Le blé qui avait poussé près du fossé aux ordures était encore résistant et vivace.

À la fin de la saison, Azmera a moissonné plus de blé près du fossé aux ordures que partout ailleurs dans la ferme.

Il n’y avait qu’une seule explication.

Le blé près du fossé poussait bien parce qu’il recevait plus d’eau, et cette eau provenait du fossé.

L’eau s’écoulait du fossé en s’infiltrant dans la terre jusqu’aux racines de la culture.
PAUSE MUSICALE
L’année suivante, Azmera a creusé des fossés partout sur son domaine au début de la saison des pluies.

Elle a creusé des fossés dans une pente faiblement inclinée, à un endroit plus élevé et très rapproché de
l’endroit où le blé allait être planté, c’est-à-dire au-dessus du lopin, de sorte que l’eau s’écoulerait dans la terre en descendant.
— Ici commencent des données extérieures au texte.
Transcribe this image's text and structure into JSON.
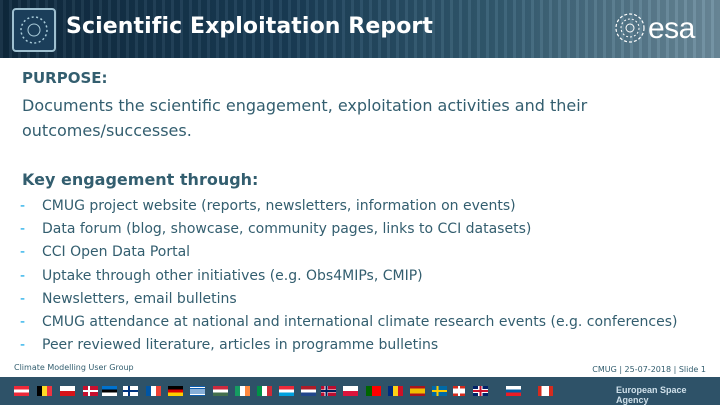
{
  "header": {
    "title": "Scientific Exploitation Report",
    "logo_text": "esa"
  },
  "purpose": {
    "heading": "PURPOSE:",
    "text": "Documents the scientific engagement, exploitation activities and their outcomes/successes."
  },
  "engagement": {
    "heading": "Key engagement through:",
    "bullet": "-",
    "items": [
      "CMUG project website (reports, newsletters, information on events)",
      "Data forum (blog, showcase, community pages, links to CCI datasets)",
      "CCI Open Data Portal",
      "Uptake through other initiatives (e.g. Obs4MIPs, CMIP)",
      "Newsletters, email bulletins",
      "CMUG attendance at national and international climate research events (e.g. conferences)",
      "Peer reviewed literature, articles in programme bulletins"
    ]
  },
  "footer": {
    "left": "Climate Modelling User Group",
    "right": "CMUG | 25-07-2018 | Slide  1",
    "agency": "European Space Agency"
  },
  "colors": {
    "text": "#335e6f",
    "accent": "#00a1e4",
    "footer_bar": "#2e5268"
  }
}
Elle a essayé des fossés de différentes dimensions; dans ce cas-ci, elle les a creusés suivant différentes dimensions.

Elle a creusé de profonds fossés de deux mètres de longueur et d’un mètre et demi de profondeur.
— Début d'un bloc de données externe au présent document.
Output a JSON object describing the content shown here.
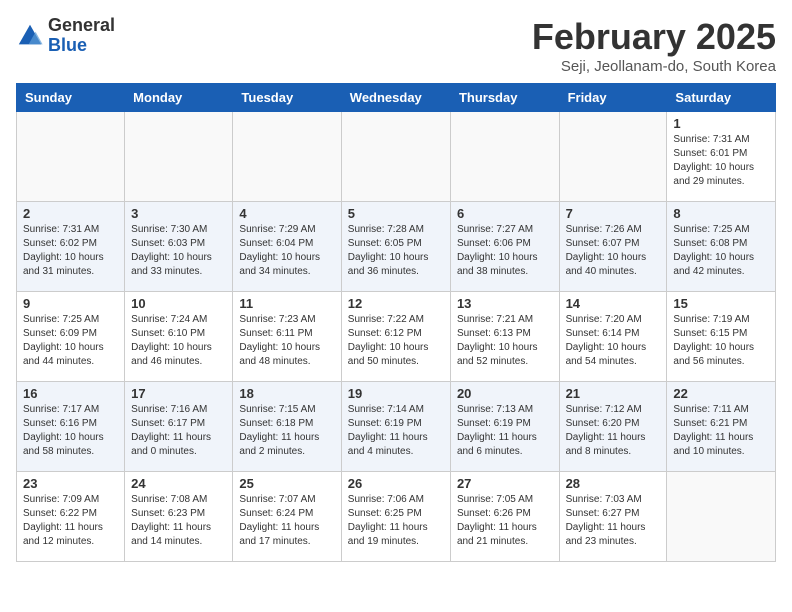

Elle s’attendait à une meilleure moisson.

Et elle n’a pas été déçue.

Elle a récolté plus de trois quintaux (300 kilogrammes) sur un quart d’hectare — trois fois ce qu’elle récoltait habituellement !
PAUSE MUSICALE.
Vous pourriez juger utile de creuser quelques-uns de ces fossés dans votre ferme ou dans votre potager.

Azmera utilise cette technique pour ses cultures de céréales, mais vous pourriez tout aussi bien l’utiliser pour les arbres fruitiers ou les fourrages — cultures à racines profondes.
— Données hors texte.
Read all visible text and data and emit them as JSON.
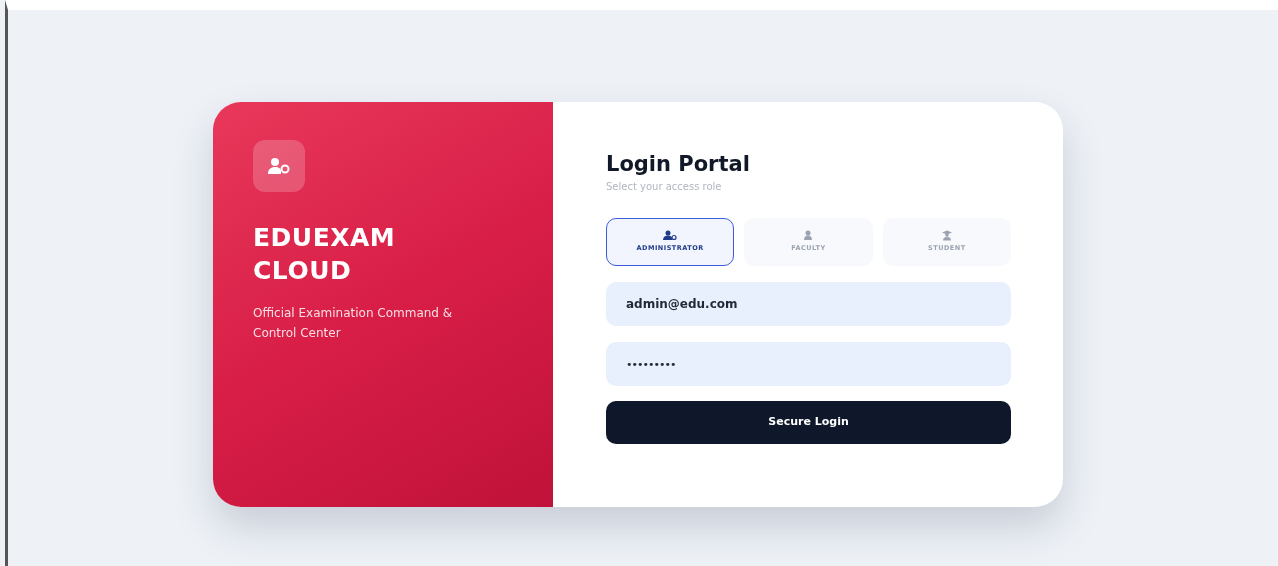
{
  "brand": {
    "title": "EDUEXAM CLOUD",
    "tagline": "Official Examination Command & Control Center"
  },
  "login": {
    "title": "Login Portal",
    "subtitle": "Select your access role"
  },
  "roles": [
    {
      "label": "ADMINISTRATOR",
      "kind": "admin",
      "selected": true
    },
    {
      "label": "FACULTY",
      "kind": "faculty",
      "selected": false
    },
    {
      "label": "STUDENT",
      "kind": "student",
      "selected": false
    }
  ],
  "fields": [
    {
      "kind": "email",
      "value": "admin@edu.com"
    },
    {
      "kind": "password",
      "value": "•••••••••"
    }
  ],
  "submit": {
    "label": "Secure Login"
  }
}
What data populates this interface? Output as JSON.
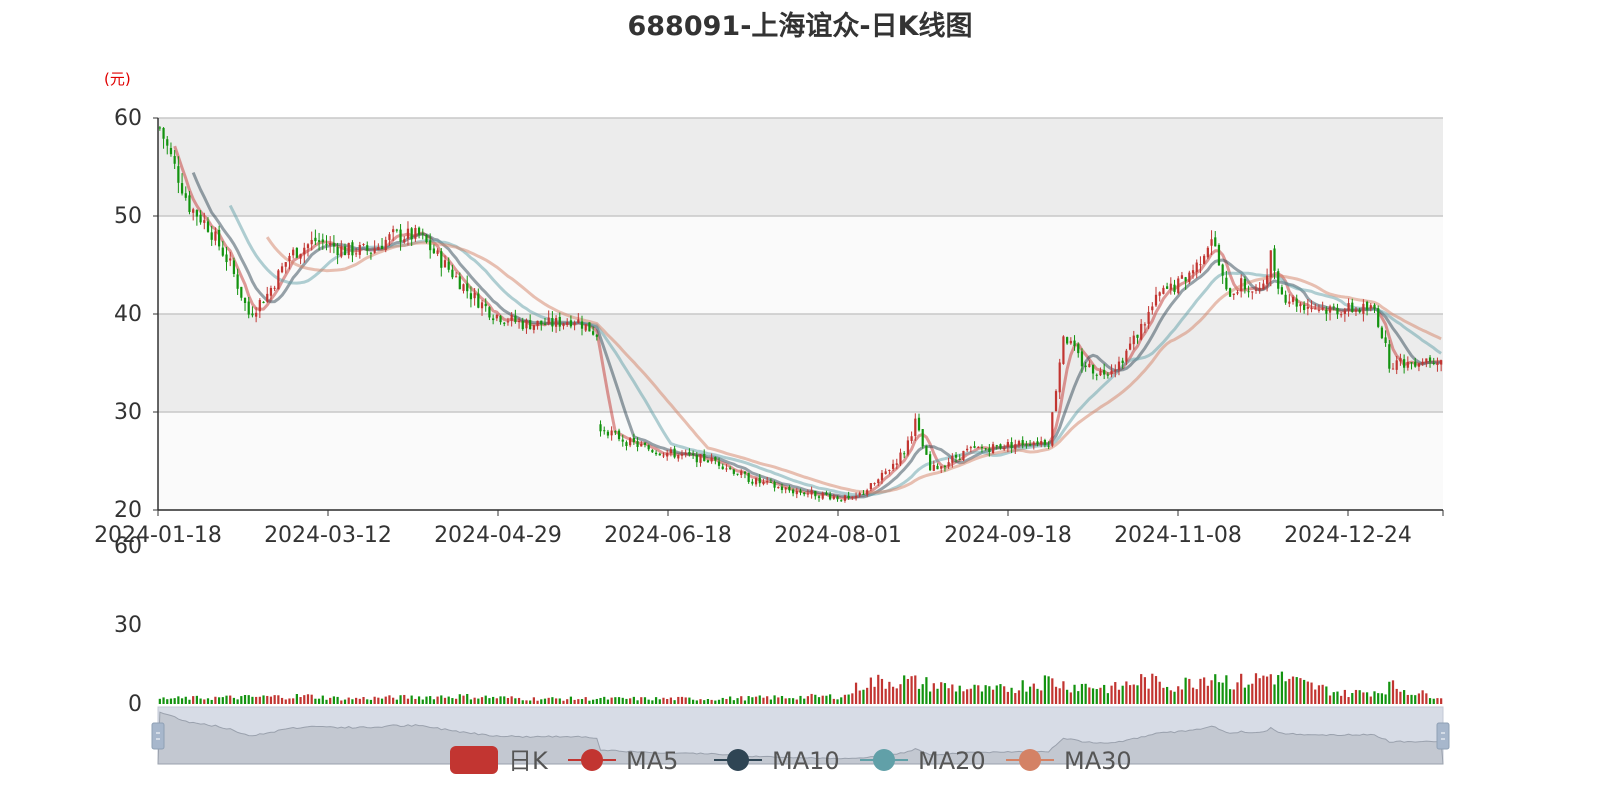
{
  "title": "688091-上海谊众-日K线图",
  "price_unit": "(元)",
  "colors": {
    "up": "#c23531",
    "down": "#13930f",
    "ma5": "#c23531",
    "ma10": "#2f4554",
    "ma20": "#61a0a8",
    "ma30": "#d48265",
    "band": "#ececec",
    "band_alt": "#fafafa"
  },
  "legend": {
    "items": [
      {
        "label": "日K",
        "color": "#c23531",
        "icon": "candle-icon"
      },
      {
        "label": "MA5",
        "color": "#c23531",
        "icon": "line-dot-icon"
      },
      {
        "label": "MA10",
        "color": "#2f4554",
        "icon": "line-dot-icon"
      },
      {
        "label": "MA20",
        "color": "#61a0a8",
        "icon": "line-dot-icon"
      },
      {
        "label": "MA30",
        "color": "#d48265",
        "icon": "line-dot-icon"
      }
    ]
  },
  "chart_data": {
    "type": "candlestick",
    "x_tick_labels": [
      "2024-01-18",
      "2024-03-12",
      "2024-04-29",
      "2024-06-18",
      "2024-08-01",
      "2024-09-18",
      "2024-11-08",
      "2024-12-24"
    ],
    "y_ticks": [
      20,
      30,
      40,
      50,
      60
    ],
    "ylim": [
      20,
      60
    ],
    "volume_ticks": [
      0,
      30,
      60
    ],
    "volume_ylim": [
      0,
      60
    ],
    "price_path": [
      [
        0,
        59
      ],
      [
        4,
        55
      ],
      [
        8,
        51
      ],
      [
        13,
        49
      ],
      [
        19,
        45
      ],
      [
        24,
        40
      ],
      [
        29,
        42
      ],
      [
        35,
        46
      ],
      [
        42,
        47.5
      ],
      [
        50,
        46.5
      ],
      [
        57,
        46.5
      ],
      [
        63,
        48
      ],
      [
        70,
        48
      ],
      [
        77,
        45
      ],
      [
        84,
        42
      ],
      [
        90,
        40
      ],
      [
        98,
        39
      ],
      [
        106,
        39
      ],
      [
        112,
        39.5
      ],
      [
        118,
        38
      ],
      [
        119,
        28.5
      ],
      [
        126,
        27
      ],
      [
        134,
        26
      ],
      [
        142,
        25.5
      ],
      [
        150,
        25
      ],
      [
        160,
        23
      ],
      [
        170,
        22
      ],
      [
        180,
        21.5
      ],
      [
        187,
        21
      ],
      [
        194,
        23
      ],
      [
        201,
        26
      ],
      [
        204,
        29
      ],
      [
        208,
        24
      ],
      [
        213,
        25
      ],
      [
        218,
        26
      ],
      [
        226,
        26.5
      ],
      [
        236,
        27
      ],
      [
        240,
        27
      ],
      [
        244,
        38
      ],
      [
        249,
        35
      ],
      [
        254,
        34
      ],
      [
        259,
        35
      ],
      [
        264,
        38
      ],
      [
        270,
        42
      ],
      [
        275,
        43
      ],
      [
        280,
        45
      ],
      [
        284,
        48
      ],
      [
        288,
        42
      ],
      [
        292,
        43
      ],
      [
        297,
        42
      ],
      [
        300,
        46
      ],
      [
        303,
        42
      ],
      [
        308,
        41
      ],
      [
        315,
        40.5
      ],
      [
        322,
        40.5
      ],
      [
        328,
        40.5
      ],
      [
        330,
        38
      ],
      [
        332,
        35
      ],
      [
        337,
        35
      ],
      [
        342,
        35.5
      ],
      [
        346,
        35.5
      ]
    ],
    "volume_profile": [
      [
        0,
        2
      ],
      [
        40,
        3
      ],
      [
        50,
        2
      ],
      [
        80,
        3
      ],
      [
        100,
        2
      ],
      [
        150,
        2
      ],
      [
        185,
        3
      ],
      [
        190,
        8
      ],
      [
        200,
        9
      ],
      [
        210,
        7
      ],
      [
        225,
        5
      ],
      [
        240,
        9
      ],
      [
        245,
        7
      ],
      [
        250,
        7
      ],
      [
        258,
        6
      ],
      [
        265,
        9
      ],
      [
        275,
        7
      ],
      [
        280,
        9
      ],
      [
        284,
        12
      ],
      [
        290,
        8
      ],
      [
        295,
        9
      ],
      [
        300,
        11
      ],
      [
        310,
        7
      ],
      [
        320,
        4
      ],
      [
        330,
        5
      ],
      [
        332,
        7
      ],
      [
        340,
        4
      ],
      [
        346,
        3
      ]
    ],
    "ma_windows": [
      5,
      10,
      20,
      30
    ],
    "total_days": 347
  }
}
Souvenez-vous qu’il faut travailler durement pour creuser des fossés — vous pourriez avoir besoin d’aide de la famille ou des amis.

Ce qui importe, c’est de creuser vos fossés à proximité de vos cultures.

Ces fossés retiendront de l’eau pour irriguer vos plants.

Il vaut mieux creuser les fossés tout juste à l’approche de la saison des pluies.

Aménagez les fossés légèrement au-dessus, et à deux ou trois pieds de distance des cultures, de sorte que l’eau puisse s’écouler en descendant, à travers le sol, jusqu’aux racines des plants.

– FIN –

Acknowledgements

Contributions : Jennifer Pittet, éditeur en chef, Réseau de la Radio de la Ferme des Pays en voie de développement.
Révision : Dr Anne Eau-Bayer, conseillère, Indigenous Soil and Water Conservation (ISWC) (Sol indigène et conservation de l’eau – Programme Éthiopie.

Information Sources

« Farmers’ innovations in land and water management », Fetien Abay, Mitiku Haile, Ann Waters-Bayer, ILEIA, juillet 1998, volume 14, no 1.

 

Note:
Cette technique (l’infiltration des fossés) produit les meilleurs rendements dans les sols argileux profonds à faible débit d’infiltration. Elle est utile dans des conditions climatiques sèches, où les précipitations sont irrégulières. Dans la région où vit Azmera, les précipitations sont de l’ordre de 500 millimètres par année, concentrées en juillet et en août et en quelques jours d’averse seulement.